The crystal structure of (Zn1-xCox)0.5Ti0.5(Nb1-yTay)O4 microwave dielectric ceramics was determined by Rietveld refinement. The XRD results show orthorhombic structure of Zn0.5Ti0.5NbO4 and appearance of a second phase Zn0.17Nb0.33Ti0.5O2 with tetragonal structure. The relationships between the dielectric polarizability, the second phase content, bond length, bond strength, bond valence, packing fraction and microwave dielectric properties were systematically discussed. The εr values decrease at first (x = 0, 0.1) because of the decreased polarizability and a lower relative density, while after x = 0.2, a second phase is formed, which increases the εr to a great extent.
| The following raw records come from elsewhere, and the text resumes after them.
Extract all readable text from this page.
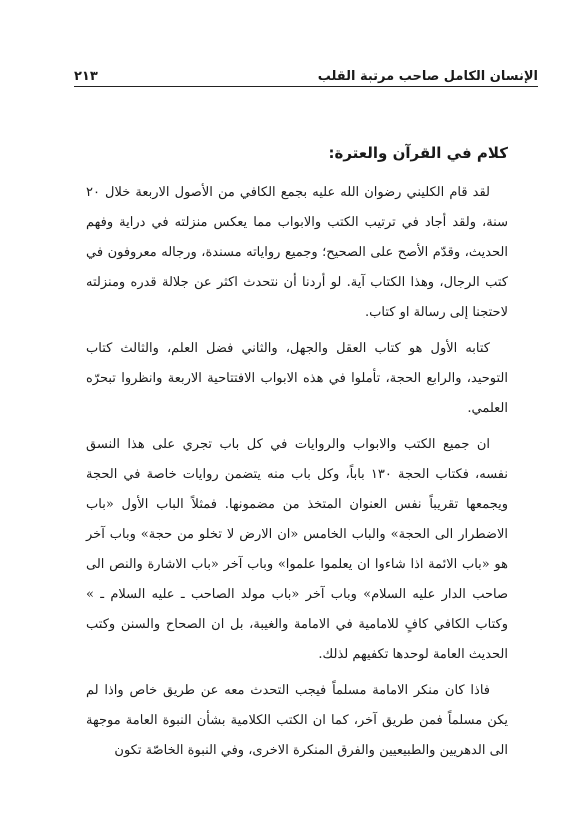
الإنسان الكامل صاحب مرتبة القلب
٢١٣
كلام في القرآن والعترة:

لقد قام الكليني رضوان الله عليه بجمع الكافي من الأصول الاربعة خلال ٢٠ سنة، ولقد أجاد في ترتيب الكتب والابواب مما يعكس منزلته في دراية وفهم الحديث، وقدّم الأصح على الصحيح؛ وجميع رواياته مسندة، ورجاله معروفون في كتب الرجال، وهذا الكتاب آية. لو أردنا أن نتحدث اكثر عن جلالة قدره ومنزلته لاحتجنا إلى رسالة او كتاب.

كتابه الأول هو كتاب العقل والجهل، والثاني فضل العلم، والثالث كتاب التوحيد، والرابع الحجة، تأملوا في هذه الابواب الافتتاحية الاربعة وانظروا تبحرّه العلمي.

ان جميع الكتب والابواب والروايات في كل باب تجري على هذا النسق نفسه، فكتاب الحجة ١٣٠ باباً، وكل باب منه يتضمن روايات خاصة في الحجة ويجمعها تقريباً نفس العنوان المتخذ من مضمونها. فمثلاً الباب الأول «باب الاضطرار الى الحجة» والباب الخامس «ان الارض لا تخلو من حجة» وباب آخر هو «باب الائمة اذا شاءوا ان يعلموا علموا» وباب آخر «باب الاشارة والنص الى صاحب الدار عليه السلام» وباب آخر «باب مولد الصاحب ـ عليه السلام ـ » وكتاب الكافي كافٍ للامامية في الامامة والغيبة، بل ان الصحاح والسنن وكتب الحديث العامة لوحدها تكفيهم لذلك.

فاذا كان منكر الامامة مسلماً فيجب التحدث معه عن طريق خاص واذا لم يكن مسلماً فمن طريق آخر، كما ان الكتب الكلامية بشأن النبوة العامة موجهة الى الدهريين والطبيعيين والفرق المنكرة الاخرى، وفي النبوة الخاصّة تكون
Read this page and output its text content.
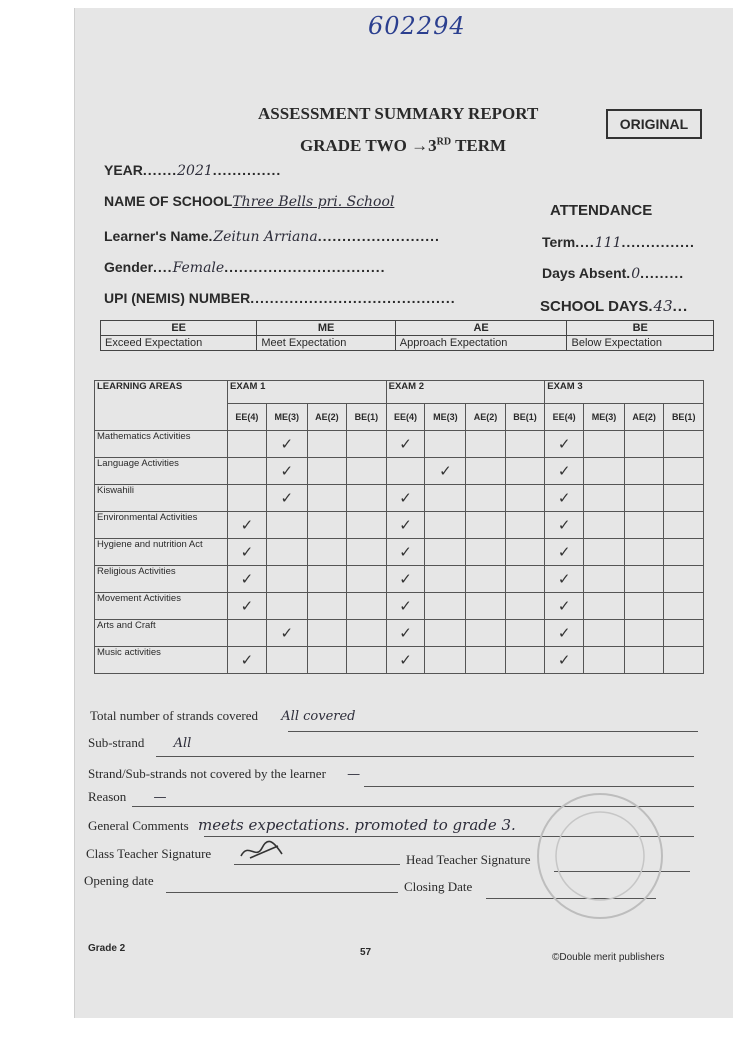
602294
ASSESSMENT SUMMARY REPORT
GRADE TWO →3RD TERM
ORIGINAL
YEAR.......2021..............
NAME OF SCHOOLThree Bells pri. School
Learner's Name.Zeitun Arriana.........................
Gender....Female.................................
UPI (NEMIS) NUMBER..........................................
ATTENDANCE
Term....111...............
Days Absent.0.........
SCHOOL DAYS.43...
EE	ME	AE	BE
Exceed Expectation	Meet Expectation	Approach Expectation	Below Expectation
LEARNING AREAS	EXAM 1				EXAM 2				EXAM 3			
	EE(4)	ME(3)	AE(2)	BE(1)	EE(4)	ME(3)	AE(2)	BE(1)	EE(4)	ME(3)	AE(2)	BE(1)
Mathematics Activities		✓			✓				✓			
Language Activities		✓				✓			✓			
Kiswahili		✓			✓				✓			
Environmental Activities	✓				✓				✓			
Hygiene and nutrition Act	✓				✓				✓			
Religious Activities	✓				✓				✓			
Movement Activities	✓				✓				✓			
Arts and Craft		✓			✓				✓			
Music activities	✓				✓				✓			
Total number of strands covered All covered
Sub-strand All
Strand/Sub-strands not covered by the learner —
Reason —
General Comments meets expectations. promoted to grade 3.
Class Teacher Signature	Head Teacher Signature
Opening date	Closing Date
Grade 2	57	©Double merit publishers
The Q × f values drop are mainly ascribed to the decrease of packing fraction, grain size and the increase of the second phase content. With the decrease of bond valence of TiO and oxygen octahedron distortion, the τf values increase. Excellent microwave properties of the ceramics sintered at 1175 °C were obtained for x = 0.2 and y = 0.3: εr = 38.02, Q × f = 23,550 GHz, τf = 4.62 ppm/°C.Furthermore, Li2OB2O3SiO2 (LBS) glass was used to lower the sintering temperature. The effects of LBS glass on the crystal structure, sintering behavior and activation energy were also discussed. These results indicate that LBS glass significantly lowers the activation energy and has no influence on the phase composition. The ceramics sintered at 900 °C for 4 h show great properties: εr = 34.10, Q × f = 13,349 GHz, τf = −7.12 ppm/°C, which is promising for LTCC application.